EDITORIAL
UM CEMITÉRIO EM NOSSOS OMBROS
Dizer que carregamos nossos mortos não é uma acusação. Bem, não deveria ser. Deveria ser o reconhecimento de uma totalmente natural sequência da vida.
Sim, carregamos nossos mortos. Você e eu.
Aceitamos a morte dos nossos e os identificamos e lavamos e pesquisamos e cobrimos e vestimos e beijamos e os tomamos em nossos braços e jogamos flores em suas sepulturas e amorosamente os depositamos na terra ou no fogo. Sim, é isso o que fazemos. Depois, continuamos a carregá-los seja qual for nosso rumo, sejam quais forem os desafios que nos aguardam.
Carregamos nossos mortos porque é isso que fazemos. É o que somos. Cada um de nós é a soma de todos os que vieram antes. Somos a soma de nossos mortos. Somos o que resta deles, literal e figurativamente. E o que restar de nós permanecerá nos outros. Somos os mortos que andam, trabalham, sonham, julgam e buscam. Somos nós os mortos que perdem seus mortos e esperam o dia de ser os mortos de alguém. Alguém vai nos identificar e nos lavar e perscrutar em nossas entranhas e nos cobrir, vestir e beijar. Alguém vai colocar flores sobre nós e nos tomar nos braços e amorosamente vai nos depositar na terra ou no fogo. E nosso corpo morto, depois de enterrado, depois de queimado, depois de pranteado, será carregado por muitas gerações, porque é isso o que fazemos. Em qualquer civilização. Há milênios e milênios, há eras. Aprendemos com nossos mortos, cantamos com eles. Nós os levamos a festas e os fazemos dançar. Temos, todos, a voz de uma tia, as habilidades de uma bisavó, as pernas de um avô. Carregamos nossos mortos porque é deles que somos feitos. Você e eu. Nossos mortos estão em todos os lugares.
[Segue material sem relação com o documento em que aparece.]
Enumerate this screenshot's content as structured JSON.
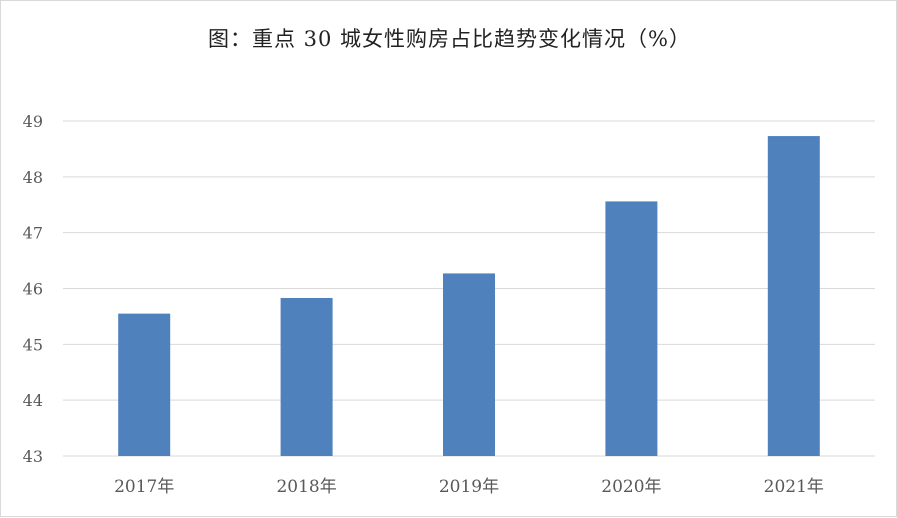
{
  "chart_data": {
    "type": "bar",
    "title": "图：重点 30 城女性购房占比趋势变化情况（%）",
    "xlabel": "",
    "ylabel": "",
    "categories": [
      "2017年",
      "2018年",
      "2019年",
      "2020年",
      "2021年"
    ],
    "values": [
      45.55,
      45.83,
      46.27,
      47.56,
      48.73
    ],
    "ylim": [
      43,
      49
    ],
    "yticks": [
      "43",
      "44",
      "45",
      "46",
      "47",
      "48",
      "49"
    ],
    "grid": true,
    "bar_color": "#4f81bd",
    "grid_color": "#d9d9d9"
  }
}
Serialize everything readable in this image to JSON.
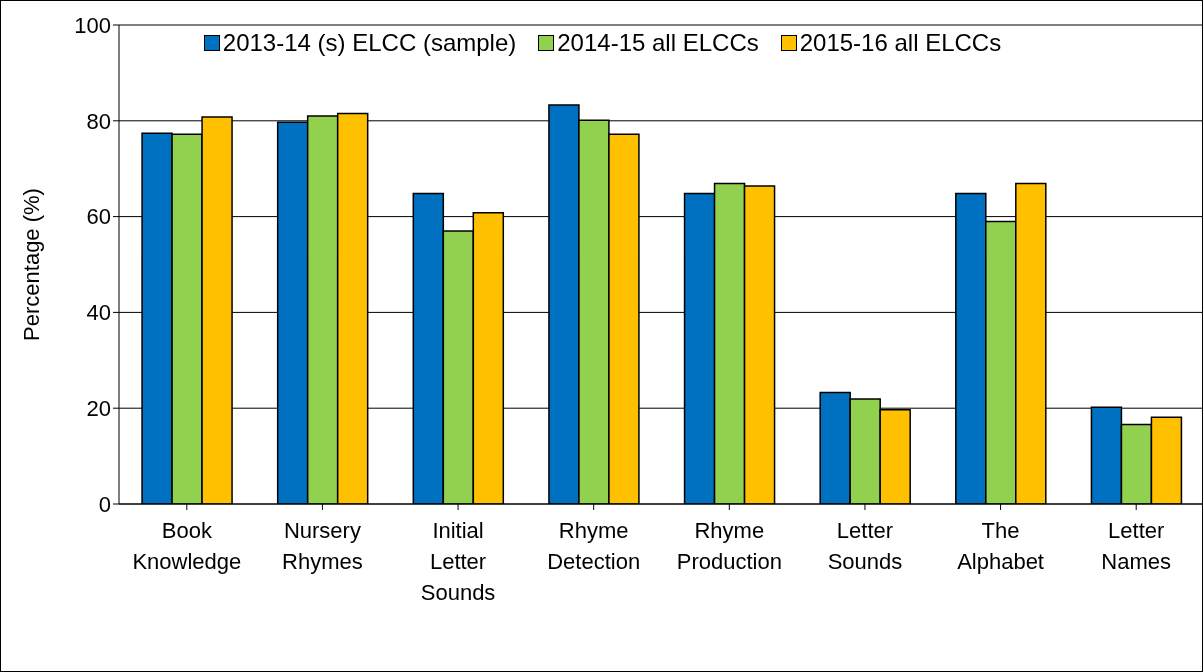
{
  "chart_data": {
    "type": "bar",
    "ylabel": "Percentage (%)",
    "categories": [
      "Book Knowledge",
      "Nursery Rhymes",
      "Initial Letter Sounds",
      "Rhyme Detection",
      "Rhyme Production",
      "Letter Sounds",
      "The Alphabet",
      "Letter Names"
    ],
    "series": [
      {
        "name": "2013-14 (s) ELCC (sample)",
        "color": "#0070c0",
        "values": [
          77.4,
          79.7,
          64.8,
          83.3,
          64.8,
          23.3,
          64.8,
          20.2
        ]
      },
      {
        "name": "2014-15 all ELCCs",
        "color": "#92d050",
        "values": [
          77.2,
          81.0,
          57.0,
          80.1,
          66.9,
          21.9,
          59.0,
          16.6
        ]
      },
      {
        "name": "2015-16 all ELCCs",
        "color": "#ffc000",
        "values": [
          80.8,
          81.5,
          60.8,
          77.2,
          66.4,
          19.7,
          66.9,
          18.1
        ]
      }
    ],
    "ylim": [
      0,
      100
    ],
    "yticks": [
      0,
      20,
      40,
      60,
      80,
      100
    ],
    "grid": "y",
    "legend": "top"
  }
}
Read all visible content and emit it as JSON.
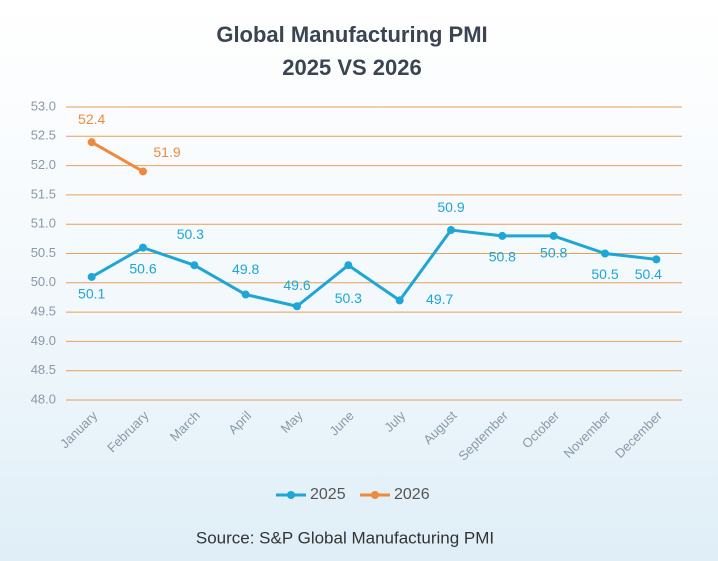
{
  "chart_data": {
    "type": "line",
    "title": "Global Manufacturing PMI",
    "subtitle": "2025 VS 2026",
    "source": "Source: S&P Global Manufacturing PMI",
    "categories": [
      "January",
      "February",
      "March",
      "April",
      "May",
      "June",
      "July",
      "August",
      "September",
      "October",
      "November",
      "December"
    ],
    "series": [
      {
        "name": "2025",
        "color": "#1ea6d6",
        "values": [
          50.1,
          50.6,
          50.3,
          49.8,
          49.6,
          50.3,
          49.7,
          50.9,
          50.8,
          50.8,
          50.5,
          50.4
        ]
      },
      {
        "name": "2026",
        "color": "#ef8a3c",
        "values": [
          52.4,
          51.9,
          null,
          null,
          null,
          null,
          null,
          null,
          null,
          null,
          null,
          null
        ]
      }
    ],
    "ylim": [
      48,
      53
    ],
    "yticks": [
      {
        "value": 48,
        "label": "48.0"
      },
      48.5,
      {
        "value": 49,
        "label": "49.0"
      },
      49.5,
      {
        "value": 50,
        "label": "50.0"
      },
      50.5,
      {
        "value": 51,
        "label": "51.0"
      },
      51.5,
      {
        "value": 52,
        "label": "52.0"
      },
      52.5,
      {
        "value": 53,
        "label": "53.0"
      }
    ],
    "grid": true,
    "legend": "bottom"
  }
}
Um dia você será o morto de alguém.
Um dia você será o morto de alguém.
Um dia você será o morto de alguém.
Será festejado, chorado e citado na mesa de uma porção de botecos (“A finada tia Fal é que tinha razão”). A leveza não nos alcança por carregarmos, ou não, nossos mortos, por carregarmos, ou não, um cemitério nas costas. A leveza nos alcança quando olhamos nossos mortos nos olhos e os identificamos e honramos e cobrimos seus corpos de flores antes de amorosamente depositá-los na terra ou no fogo. A leveza nos alcança quando olhamos nossos semelhantes nos olhos e reconhecemos sua dor. E os acolhemos e choramos com eles. E carregamos os mortos deles quando seus braços não podem mais.
Nossa leveza vem da coragem de contar nossos mortos e encarar a lista de nossos mortos e entender o medo dos que ficam.
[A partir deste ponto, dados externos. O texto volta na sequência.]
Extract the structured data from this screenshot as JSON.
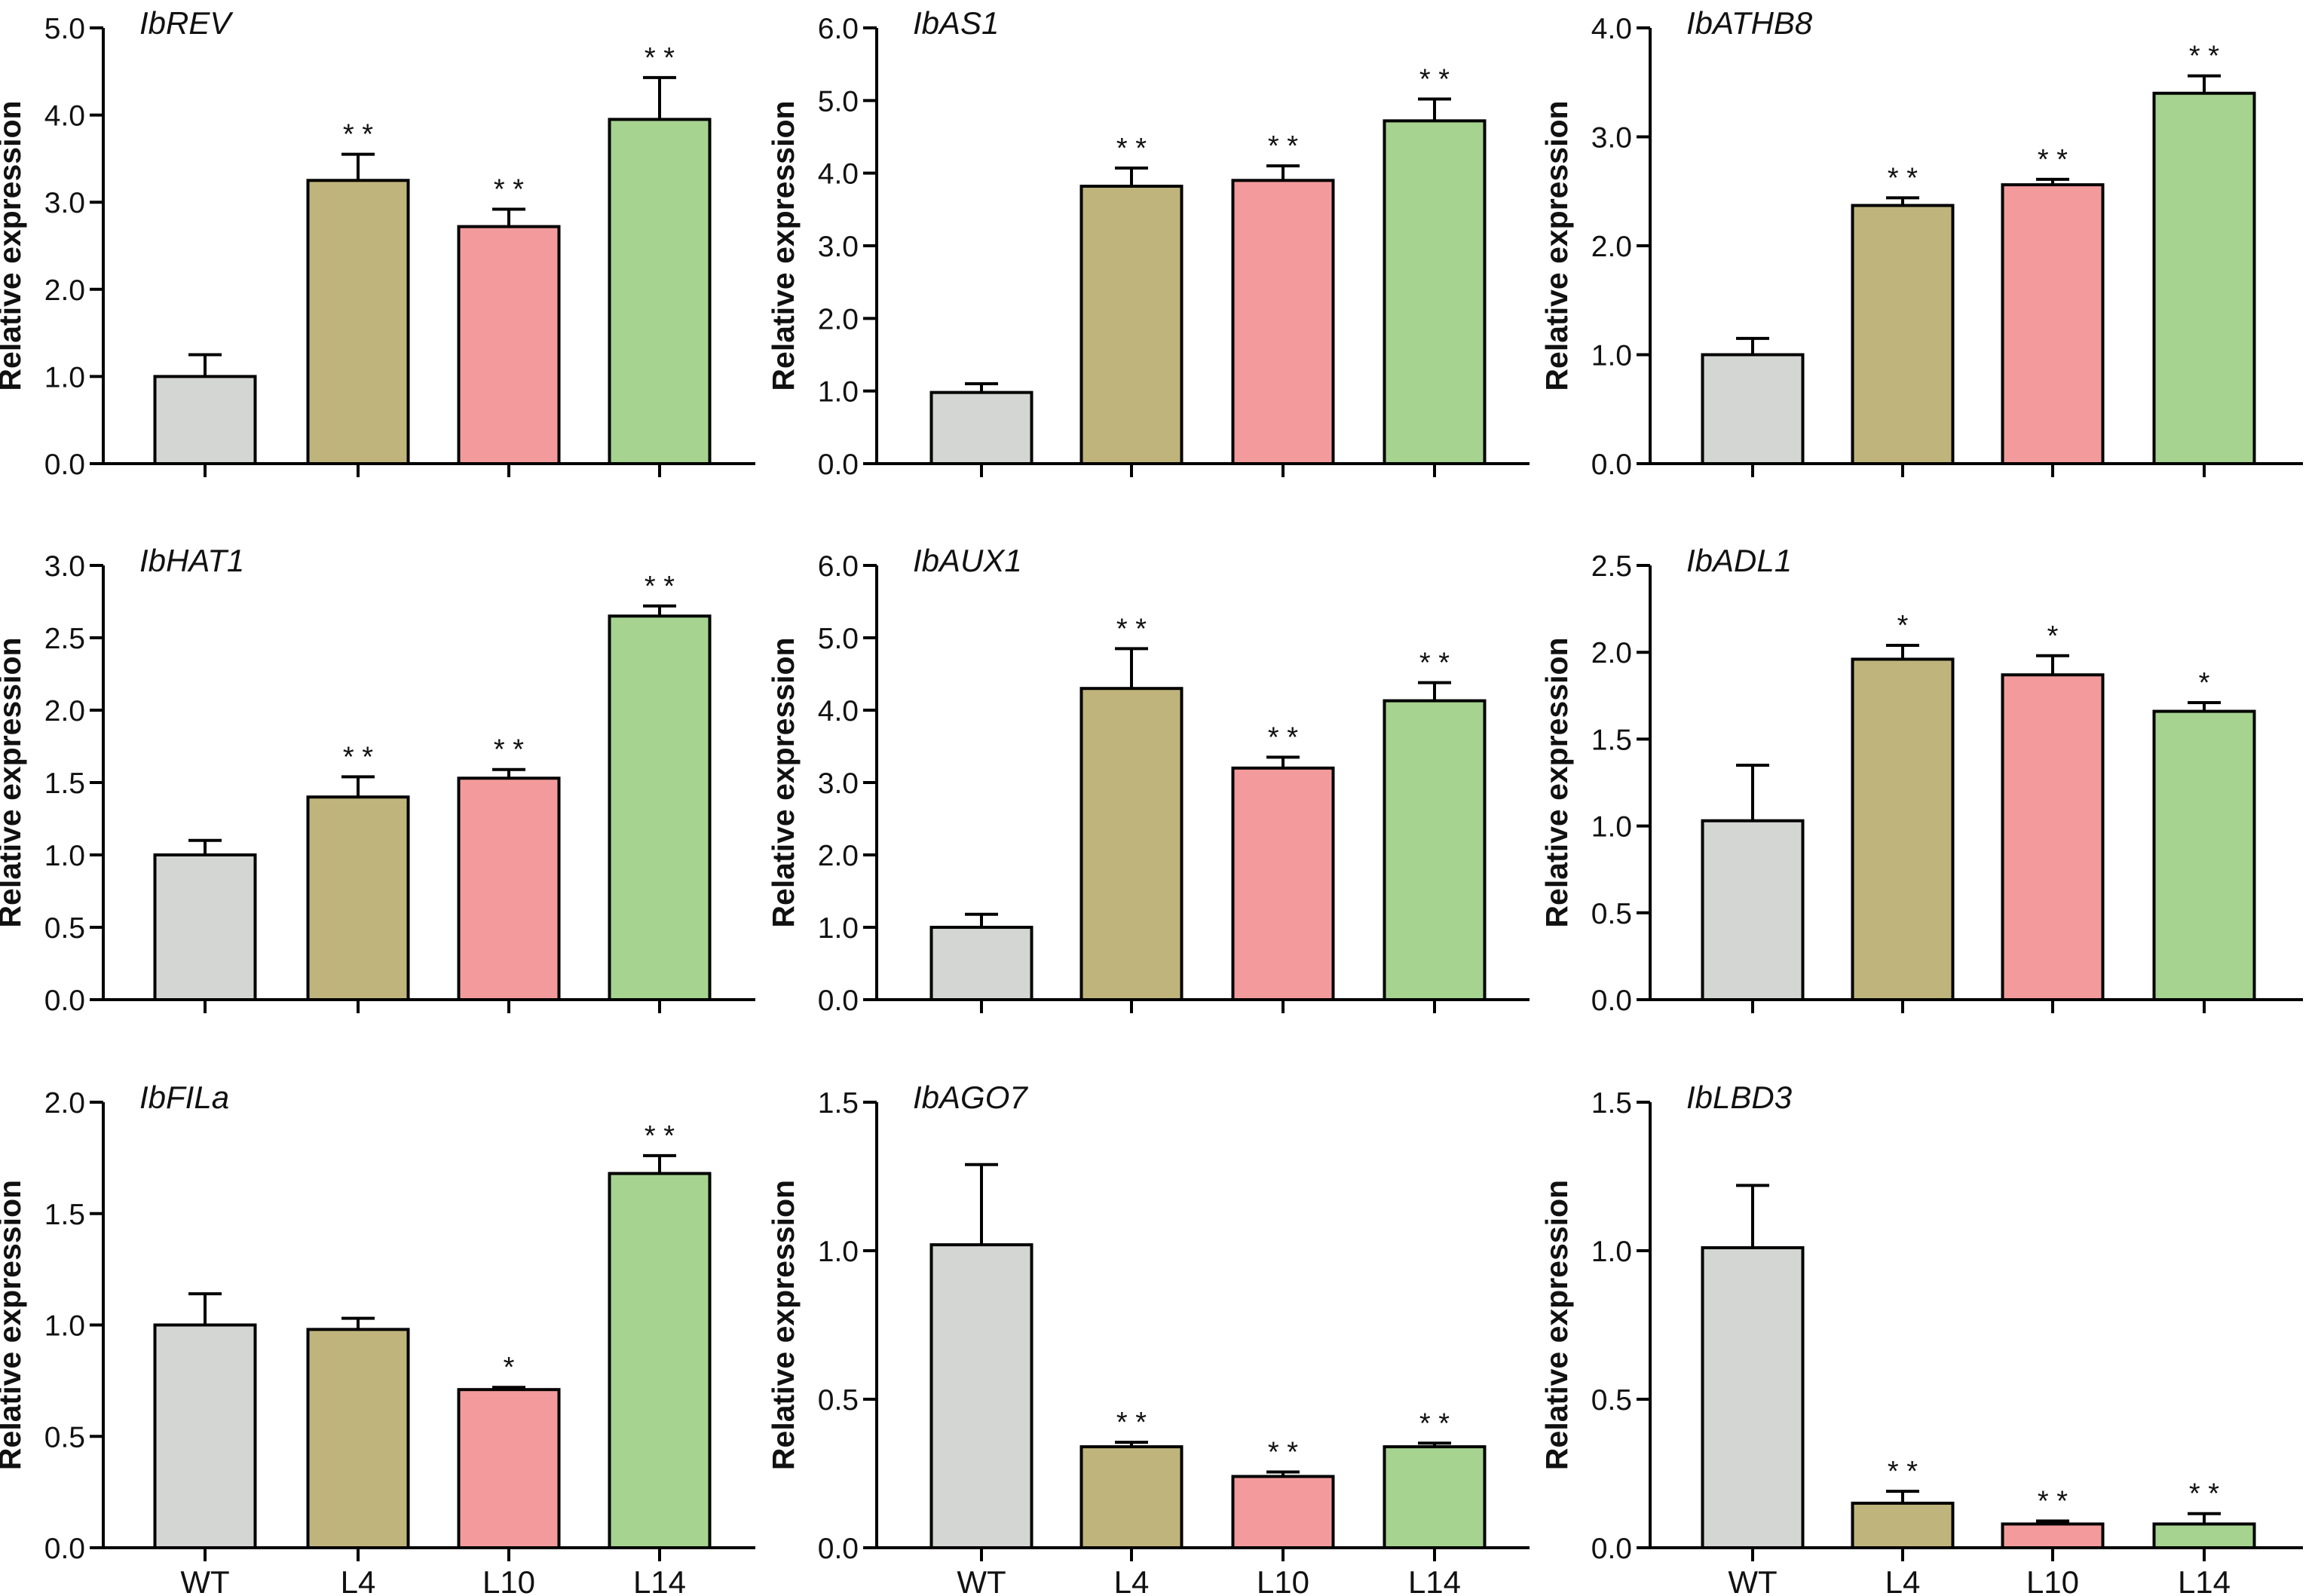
{
  "chart_data": [
    {
      "type": "bar",
      "title": "IbREV",
      "ylabel": "Relative expression",
      "categories": [
        "WT",
        "L4",
        "L10",
        "L14"
      ],
      "values": [
        1.0,
        3.25,
        2.72,
        3.95
      ],
      "errors": [
        0.25,
        0.3,
        0.2,
        0.48
      ],
      "significance": [
        "",
        "**",
        "**",
        "**"
      ],
      "ylim": [
        0,
        5
      ],
      "yticks": [
        "0.0",
        "1.0",
        "2.0",
        "3.0",
        "4.0",
        "5.0"
      ]
    },
    {
      "type": "bar",
      "title": "IbAS1",
      "ylabel": "Relative expression",
      "categories": [
        "WT",
        "L4",
        "L10",
        "L14"
      ],
      "values": [
        0.98,
        3.82,
        3.9,
        4.72
      ],
      "errors": [
        0.12,
        0.25,
        0.2,
        0.3
      ],
      "significance": [
        "",
        "**",
        "**",
        "**"
      ],
      "ylim": [
        0,
        6
      ],
      "yticks": [
        "0.0",
        "1.0",
        "2.0",
        "3.0",
        "4.0",
        "5.0",
        "6.0"
      ]
    },
    {
      "type": "bar",
      "title": "IbATHB8",
      "ylabel": "Relative expression",
      "categories": [
        "WT",
        "L4",
        "L10",
        "L14"
      ],
      "values": [
        1.0,
        2.37,
        2.56,
        3.4
      ],
      "errors": [
        0.15,
        0.07,
        0.05,
        0.16
      ],
      "significance": [
        "",
        "**",
        "**",
        "**"
      ],
      "ylim": [
        0,
        4
      ],
      "yticks": [
        "0.0",
        "1.0",
        "2.0",
        "3.0",
        "4.0"
      ]
    },
    {
      "type": "bar",
      "title": "IbHAT1",
      "ylabel": "Relative expression",
      "categories": [
        "WT",
        "L4",
        "L10",
        "L14"
      ],
      "values": [
        1.0,
        1.4,
        1.53,
        2.65
      ],
      "errors": [
        0.1,
        0.14,
        0.06,
        0.07
      ],
      "significance": [
        "",
        "**",
        "**",
        "**"
      ],
      "ylim": [
        0,
        3
      ],
      "yticks": [
        "0.0",
        "0.5",
        "1.0",
        "1.5",
        "2.0",
        "2.5",
        "3.0"
      ]
    },
    {
      "type": "bar",
      "title": "IbAUX1",
      "ylabel": "Relative expression",
      "categories": [
        "WT",
        "L4",
        "L10",
        "L14"
      ],
      "values": [
        1.0,
        4.3,
        3.2,
        4.13
      ],
      "errors": [
        0.18,
        0.55,
        0.15,
        0.25
      ],
      "significance": [
        "",
        "**",
        "**",
        "**"
      ],
      "ylim": [
        0,
        6
      ],
      "yticks": [
        "0.0",
        "1.0",
        "2.0",
        "3.0",
        "4.0",
        "5.0",
        "6.0"
      ]
    },
    {
      "type": "bar",
      "title": "IbADL1",
      "ylabel": "Relative expression",
      "categories": [
        "WT",
        "L4",
        "L10",
        "L14"
      ],
      "values": [
        1.03,
        1.96,
        1.87,
        1.66
      ],
      "errors": [
        0.32,
        0.08,
        0.11,
        0.05
      ],
      "significance": [
        "",
        "*",
        "*",
        "*"
      ],
      "ylim": [
        0,
        2.5
      ],
      "yticks": [
        "0.0",
        "0.5",
        "1.0",
        "1.5",
        "2.0",
        "2.5"
      ]
    },
    {
      "type": "bar",
      "title": "IbFILa",
      "ylabel": "Relative expression",
      "categories": [
        "WT",
        "L4",
        "L10",
        "L14"
      ],
      "values": [
        1.0,
        0.98,
        0.71,
        1.68
      ],
      "errors": [
        0.14,
        0.05,
        0.01,
        0.08
      ],
      "significance": [
        "",
        "",
        "*",
        "**"
      ],
      "ylim": [
        0,
        2
      ],
      "yticks": [
        "0.0",
        "0.5",
        "1.0",
        "1.5",
        "2.0"
      ]
    },
    {
      "type": "bar",
      "title": "IbAGO7",
      "ylabel": "Relative expression",
      "categories": [
        "WT",
        "L4",
        "L10",
        "L14"
      ],
      "values": [
        1.02,
        0.34,
        0.24,
        0.34
      ],
      "errors": [
        0.27,
        0.015,
        0.015,
        0.012
      ],
      "significance": [
        "",
        "**",
        "**",
        "**"
      ],
      "ylim": [
        0,
        1.5
      ],
      "yticks": [
        "0.0",
        "0.5",
        "1.0",
        "1.5"
      ]
    },
    {
      "type": "bar",
      "title": "IbLBD3",
      "ylabel": "Relative expression",
      "categories": [
        "WT",
        "L4",
        "L10",
        "L14"
      ],
      "values": [
        1.01,
        0.15,
        0.08,
        0.08
      ],
      "errors": [
        0.21,
        0.04,
        0.01,
        0.035
      ],
      "significance": [
        "",
        "**",
        "**",
        "**"
      ],
      "ylim": [
        0,
        1.5
      ],
      "yticks": [
        "0.0",
        "0.5",
        "1.0",
        "1.5"
      ]
    }
  ],
  "bar_colors": [
    "#d4d6d3",
    "#bfb57c",
    "#f39b9c",
    "#a6d390"
  ],
  "axis_color": "#000000"
}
Aquele que enterra ou queima o corpo morto e se esquece dele, não se esquece dele. Nunca, nunca. Não o deixa, não o abandona, não encerra um ciclo, não começa outro.
O ciclo só se encerra quando depois de enterrar ou queimar o corpo morto que cobri de flores, eu o tomo amorosamente em meus braços, admitindo a perda, a falta e a dor e o assombro e o carrego comigo para onde quem que vá, honrando sua memória, pranteando sua ausência, reconhecendo o buraco que ela abre em minh’alma, beijando meus doidóis, pedindo que você beije meus doidóis, amando a lembrança de quem se foi, transmitindo seus ensinamentos e esperando um novo dia com meus mortos, com meus vivos.
Fal Azevedo
Editora
Esta publicação é possível graças aos apoiadores da Guilda do Drops.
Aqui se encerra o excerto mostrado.